Rückzug aus der Kommunalpolitik
Im März 2024 erklärte Stein, dass er bei der Kommunalwahl 2025 nicht kandidieren werde. Seine Begründung war eine sehr persönliche: „Nachdem meine Frau über fast vier Jahrzehnte meine beruflichen und politischen Ambitionen vorbehaltlos unterstützt hat, ist es nun an mir, ihr zukünftig stärker als bisher zur Seite zu stehen – mehr als mir das im Amt des Bürgermeisters möglich wäre.“
Jeder im Rat und in der Verwaltung wusste, dass das nicht vorgeschoben war. Und doch war auch Stein persönlich am Ende seiner Kräfte - und seiner Möglichkeiten. Zum Ende seiner Amtszeit hat Stein einen „Verwaltungsbericht 2020 - 2025“ anfertigen lassen. Auf 48 Seiten wird fleißig zusammengestellt, wie die Stadt - aus der Sicht Steins - nach vorne gebracht worden war. Gründung der Schulbau GmbH, Schulsanierungen, Grundsteinlegungen, Stadthaus-Umzug, Klimakonzept, Digitalisierung, Zanders - alles wirklich große Brocken, die angepackt und bewegt wurden. Abgeschlossen wurde keines der Großprojekte. Stein ist ein Weichensteller, kein Finisher.

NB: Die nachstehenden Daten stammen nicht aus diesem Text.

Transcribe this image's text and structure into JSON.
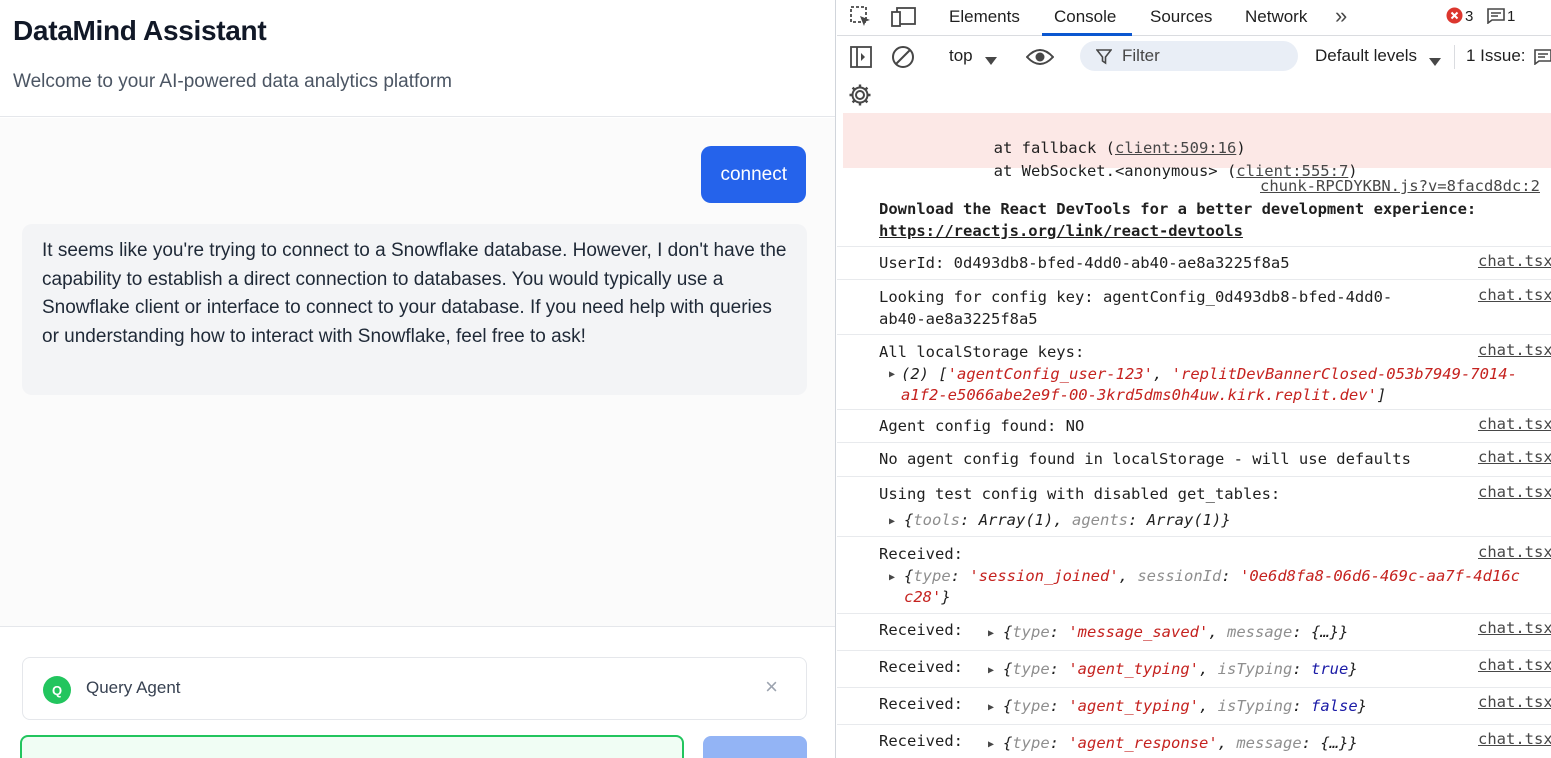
{
  "app": {
    "title": "DataMind Assistant",
    "subtitle": "Welcome to your AI-powered data analytics platform",
    "messages": {
      "user": "connect",
      "assistant": "It seems like you're trying to connect to a Snowflake database. However, I don't have the capability to establish a direct connection to databases. You would typically use a Snowflake client or interface to connect to your database. If you need help with queries or understanding how to interact with Snowflake, feel free to ask!"
    },
    "agent": {
      "badge": "Q",
      "name": "Query Agent",
      "close": "×"
    },
    "colors": {
      "primary": "#2563eb",
      "agent_green": "#22c55e"
    }
  },
  "devtools": {
    "tabs": [
      "Elements",
      "Console",
      "Sources",
      "Network"
    ],
    "more_tabs": "»",
    "error_count": "3",
    "message_count": "1",
    "context": "top",
    "filter_placeholder": "Filter",
    "levels": "Default levels",
    "issues": "1 Issue:",
    "icons": [
      "inspect-icon",
      "device-icon",
      "sidebar-icon",
      "clear-icon",
      "eye-icon",
      "filter-icon",
      "gear-icon"
    ],
    "error_stack": {
      "line1_prefix": "at fallback (",
      "line1_link": "client:509:16",
      "line1_suffix": ")",
      "line2_prefix": "at WebSocket.<anonymous> (",
      "line2_link": "client:555:7",
      "line2_suffix": ")"
    },
    "log": {
      "react_source": "chunk-RPCDYKBN.js?v=8facd8dc:2",
      "react_line1": "Download the React DevTools for a better development experience:",
      "react_line2": "https://reactjs.org/link/react-devtools",
      "chat_source": "chat.tsx",
      "userid": "UserId: 0d493db8-bfed-4dd0-ab40-ae8a3225f8a5",
      "lookup1": "Looking for config key: agentConfig_0d493db8-bfed-4dd0-",
      "lookup2": "ab40-ae8a3225f8a5",
      "keys_label": "All localStorage keys:",
      "keys_count": "(2) [",
      "keys_v1": "'agentConfig_user-123'",
      "keys_sep": ", ",
      "keys_v2a": "'replitDevBannerClosed-053b7949-7014-",
      "keys_v2b": "a1f2-e5066abe2e9f-00-3krd5dms0h4uw.kirk.replit.dev'",
      "keys_close": "]",
      "found": "Agent config found: NO",
      "none": "No agent config found in localStorage - will use defaults",
      "test_label": "Using test config with disabled get_tables:",
      "test_obj_open": "{",
      "test_k1": "tools",
      "test_v1": "Array(1)",
      "test_k2": "agents",
      "test_v2": "Array(1)",
      "test_obj_close": "}",
      "received": "Received:",
      "r1_k1": "type",
      "r1_v1": "'session_joined'",
      "r1_k2": "sessionId",
      "r1_v2a": "'0e6d8fa8-06d6-469c-aa7f-4d16c",
      "r1_v2b": "c28'",
      "r2_v1": "'message_saved'",
      "r2_k2": "message",
      "r2_v2": "{…}",
      "r3_v1": "'agent_typing'",
      "r3_k2": "isTyping",
      "r3_v2": "true",
      "r4_v1": "'agent_typing'",
      "r4_k2": "isTyping",
      "r4_v2": "false",
      "r5_v1": "'agent_response'",
      "r5_k2": "message",
      "r5_v2": "{…}"
    }
  }
}
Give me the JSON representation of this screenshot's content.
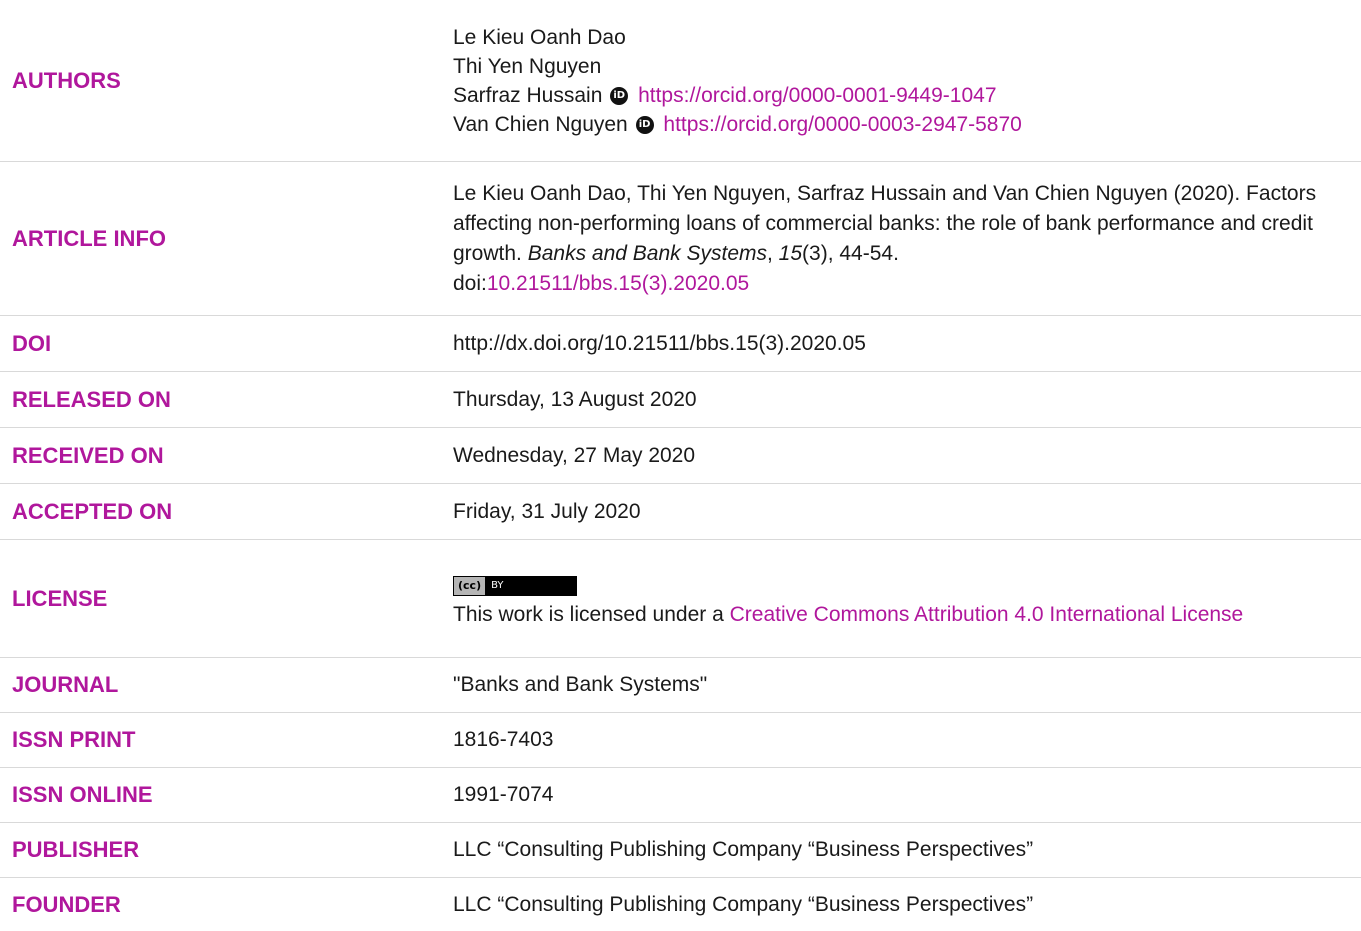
{
  "authors": {
    "label": "AUTHORS",
    "names": [
      "Le Kieu Oanh Dao",
      "Thi Yen Nguyen",
      "Sarfraz Hussain",
      "Van Chien Nguyen"
    ],
    "orcid_hussain": "https://orcid.org/0000-0001-9449-1047",
    "orcid_nguyen": "https://orcid.org/0000-0003-2947-5870",
    "orcid_icon_text": "iD"
  },
  "article_info": {
    "label": "ARTICLE INFO",
    "citation_part1": "Le Kieu Oanh Dao, Thi Yen Nguyen, Sarfraz Hussain and Van Chien Nguyen (2020). Factors affecting non-performing loans of commercial banks: the role of bank performance and credit growth. ",
    "journal_italic": "Banks and Bank Systems",
    "comma": ", ",
    "volume_italic": "15",
    "citation_part2": "(3), 44-54.",
    "doi_prefix": "doi:",
    "doi_link": "10.21511/bbs.15(3).2020.05"
  },
  "doi": {
    "label": "DOI",
    "value": "http://dx.doi.org/10.21511/bbs.15(3).2020.05"
  },
  "released_on": {
    "label": "RELEASED ON",
    "value": "Thursday, 13 August 2020"
  },
  "received_on": {
    "label": "RECEIVED ON",
    "value": "Wednesday, 27 May 2020"
  },
  "accepted_on": {
    "label": "ACCEPTED ON",
    "value": "Friday, 31 July 2020"
  },
  "license": {
    "label": "LICENSE",
    "badge_left": "(cc)",
    "badge_right": "BY",
    "text_prefix": "This work is licensed under a ",
    "text_link": "Creative Commons Attribution 4.0 International License"
  },
  "journal": {
    "label": "JOURNAL",
    "value": "\"Banks and Bank Systems\""
  },
  "issn_print": {
    "label": "ISSN PRINT",
    "value": "1816-7403"
  },
  "issn_online": {
    "label": "ISSN ONLINE",
    "value": "1991-7074"
  },
  "publisher": {
    "label": "PUBLISHER",
    "value": "LLC “Consulting Publishing Company “Business Perspectives”"
  },
  "founder": {
    "label": "FOUNDER",
    "value": "LLC “Consulting Publishing Company “Business Perspectives”"
  },
  "colors": {
    "label": "#b0179c",
    "link": "#b0179c",
    "divider": "#d9d9d9"
  }
}
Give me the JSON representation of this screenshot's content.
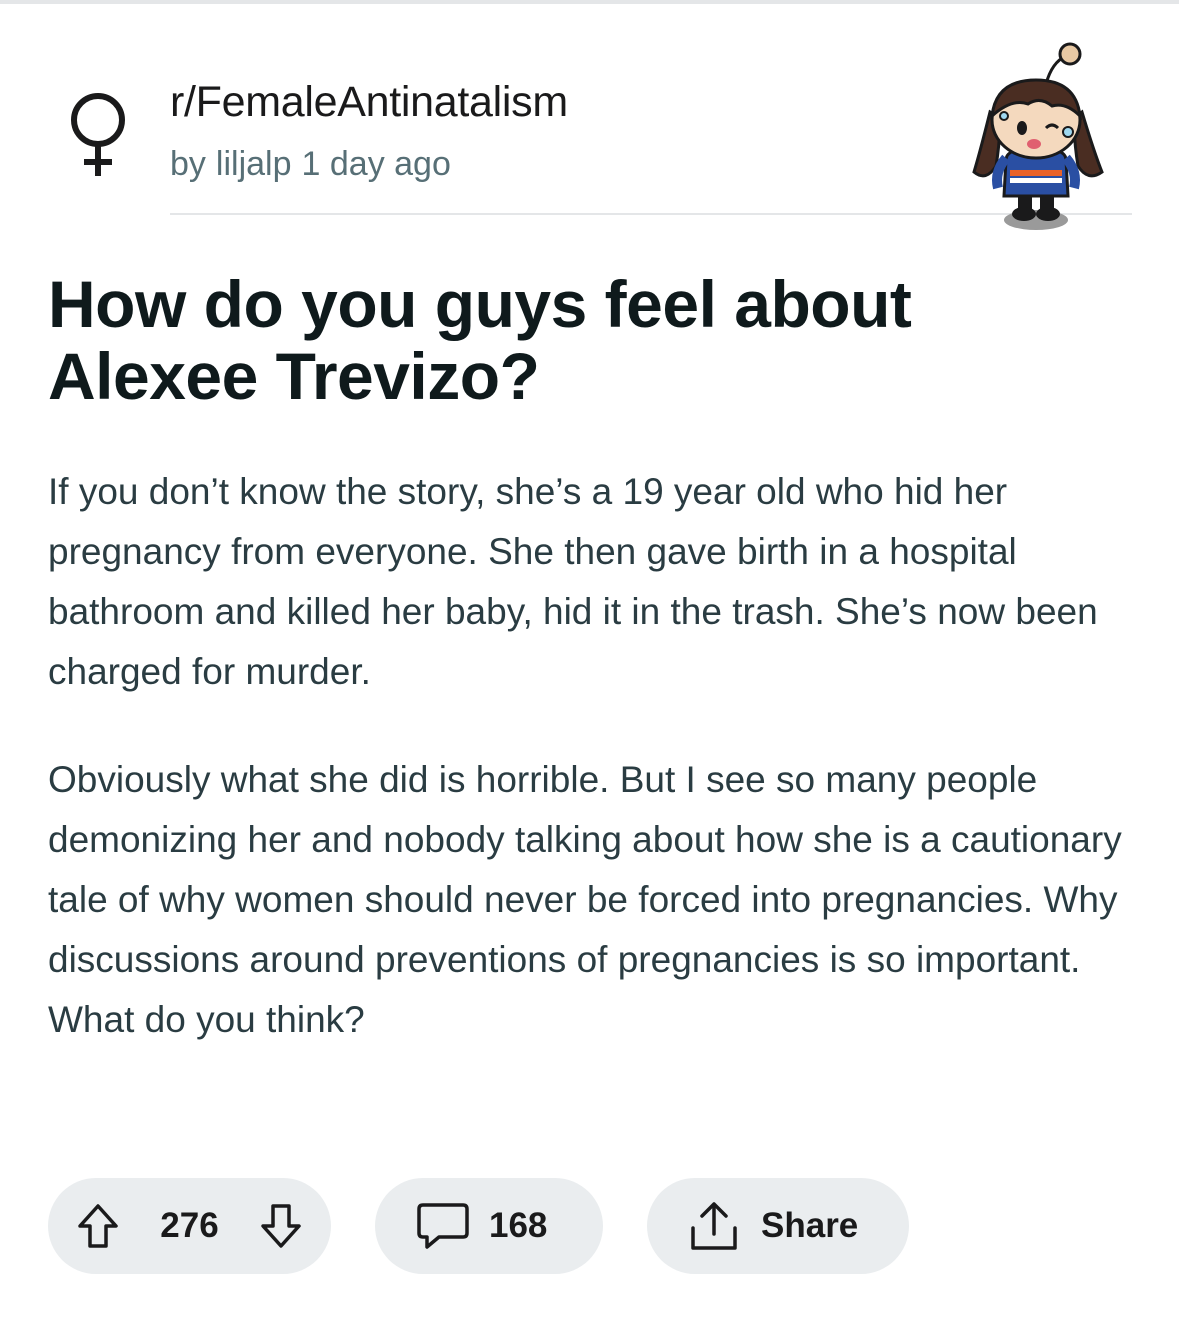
{
  "post": {
    "subreddit": "r/FemaleAntinatalism",
    "by": "by",
    "author": "liljalp",
    "age": "1 day ago",
    "title": "How do you guys feel about Alexee Trevizo?",
    "body": [
      "If you don’t know the story, she’s a 19 year old who hid her pregnancy from everyone. She then gave birth in a hospital bathroom and killed her baby, hid it in the trash. She’s now been charged for murder.",
      "Obviously what she did is horrible. But I see so many people demonizing her and nobody talking about how she is a cautionary tale of why women should never be forced into pregnancies. Why discussions around preventions of pregnancies is so important. What do you think?"
    ]
  },
  "actions": {
    "votes": "276",
    "comments": "168",
    "share_label": "Share"
  },
  "icons": {
    "subreddit": "female-symbol-icon",
    "upvote": "arrow-up-icon",
    "downvote": "arrow-down-icon",
    "comment": "speech-bubble-icon",
    "share": "share-upload-icon"
  },
  "colors": {
    "text": "#1a1a1b",
    "meta": "#576f76",
    "pill_bg": "#eaedef"
  }
}
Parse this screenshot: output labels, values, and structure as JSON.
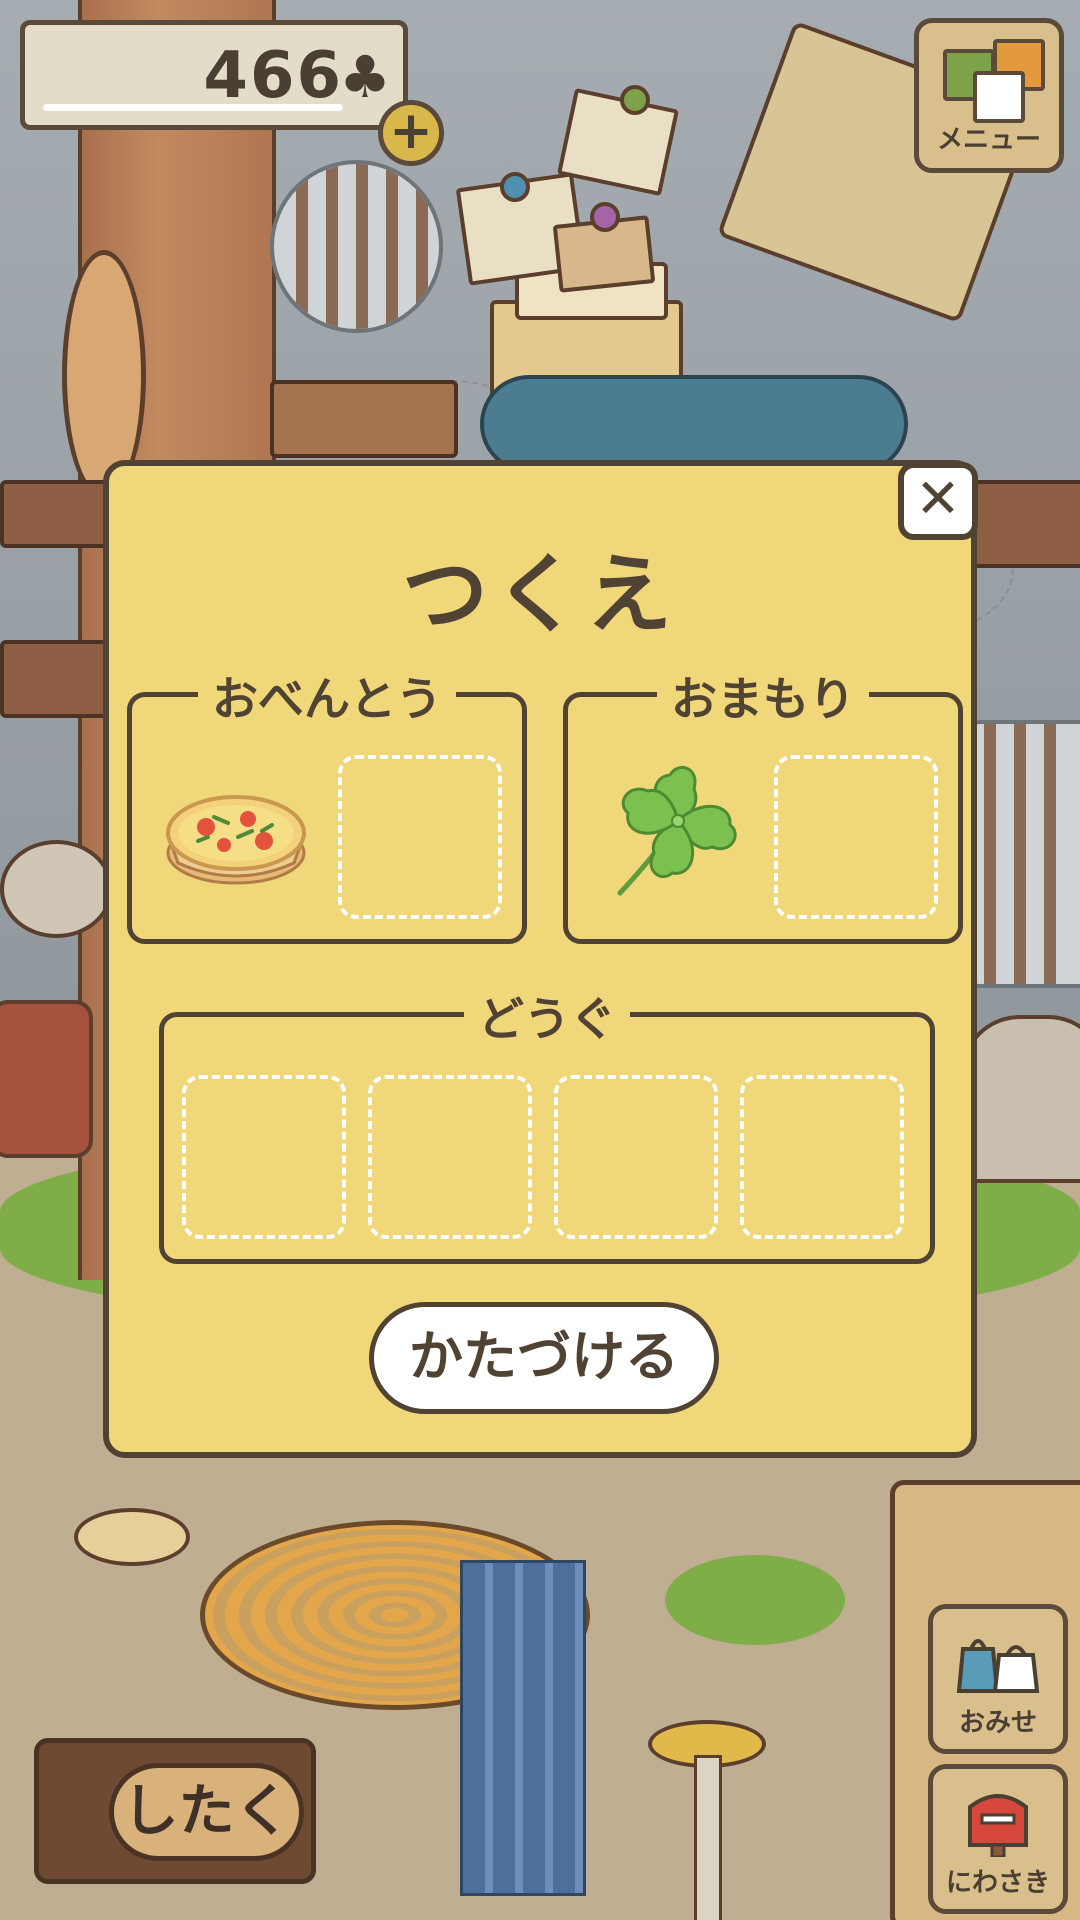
{
  "hud": {
    "clover_count": "466",
    "clover_symbol": "♣",
    "plus_symbol": "+",
    "menu_label": "メニュー"
  },
  "modal": {
    "title": "つくえ",
    "close_symbol": "✕",
    "lunch_group": {
      "label": "おべんとう",
      "slots": [
        {
          "filled": true,
          "item_icon": "quiche-icon"
        },
        {
          "filled": false
        }
      ]
    },
    "charm_group": {
      "label": "おまもり",
      "slots": [
        {
          "filled": true,
          "item_icon": "four-leaf-clover-icon"
        },
        {
          "filled": false
        }
      ]
    },
    "tools_group": {
      "label": "どうぐ",
      "slots": [
        {
          "filled": false
        },
        {
          "filled": false
        },
        {
          "filled": false
        },
        {
          "filled": false
        }
      ]
    },
    "tidy_button_label": "かたづける"
  },
  "side_buttons": {
    "shop_label": "おみせ",
    "garden_label": "にわさき"
  },
  "prep_button_label": "したく",
  "colors": {
    "modal_bg": "#efd77a",
    "outline": "#514334",
    "slot_dash": "#ffffff",
    "wood_button": "#d8bf8c"
  }
}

Da habe ich erst gemerkt, wie sehr mir diese direkten Kontakte gefehlt haben
Und Stein ist ein Gemütsmensch. Einer der gerne mit Menschen zusammen ist, der gerne feiert und der gerne hilft. Das konnte er zu Beginn seiner Amtszeit wenig bis gar nicht unter Beweis stellen. Stein war Corona-Bürgermeister. Abstand und Masken hielten Stein von den Bürgern fern. Das änderte sich mit der Zeit. Stein: „Da habe ich erst gemerkt, wie sehr mir diese direkten Kontakte gefehlt haben.“ Es gibt auf kommunaler Ebene keine Popularitätsumfragen. Aber der „Frank“ war von Feuerwehr bis Karnevalisten unterwegs. Besonders engagiert war er bei der Partnerschaft mit Butscha in der Ukraine. Und da hat er einen besonderen Wunsch: „Ich möchte es noch erleben, dass ich mit einer Passagiermaschine nach Kiew fliegen kann.“
Stein muss jetzt, wie er sagt, lernen, Privatmensch zu werden. Aus der Tagespolitik werde er sich konsequent heraushalten. Ein Termin ist allerdings schon in seinem Kalender markiert. Die Prinzenproklamation 2026. „Da werde ich mit meiner Frau im Hotel Malerwinkel ein Zimmer nehmen und wir werden mitfeiern.“
Ist Stein ein guter Bürgermeister gewesen? Der Blick auf die harten Fakten lässt viel Interpretationsspielraum. Weil eben so vieles nicht abgeschlossen wurde und ungewiss ist, was daraus wird. Steins Nachfolger und Freund Marcel Kreutz (SPD) wird sich wohl mit einem Haushaltssicherungskonzept herumplagen müssen und was aus Zanders wird, ist die große Frage. Stein hat im Laufe seiner Amtszeit viele Weichen gestellt. Bei vielen ist nicht klar, wohin sie führen - bei manchen ist fraglich, ob über diese Gleise jemals ein Zug einfährt. Stein, heißt es selbst beim politischen Gegner, sei ein „Guter“ – das Wort „Bürgermeister“ braucht es da gar nicht.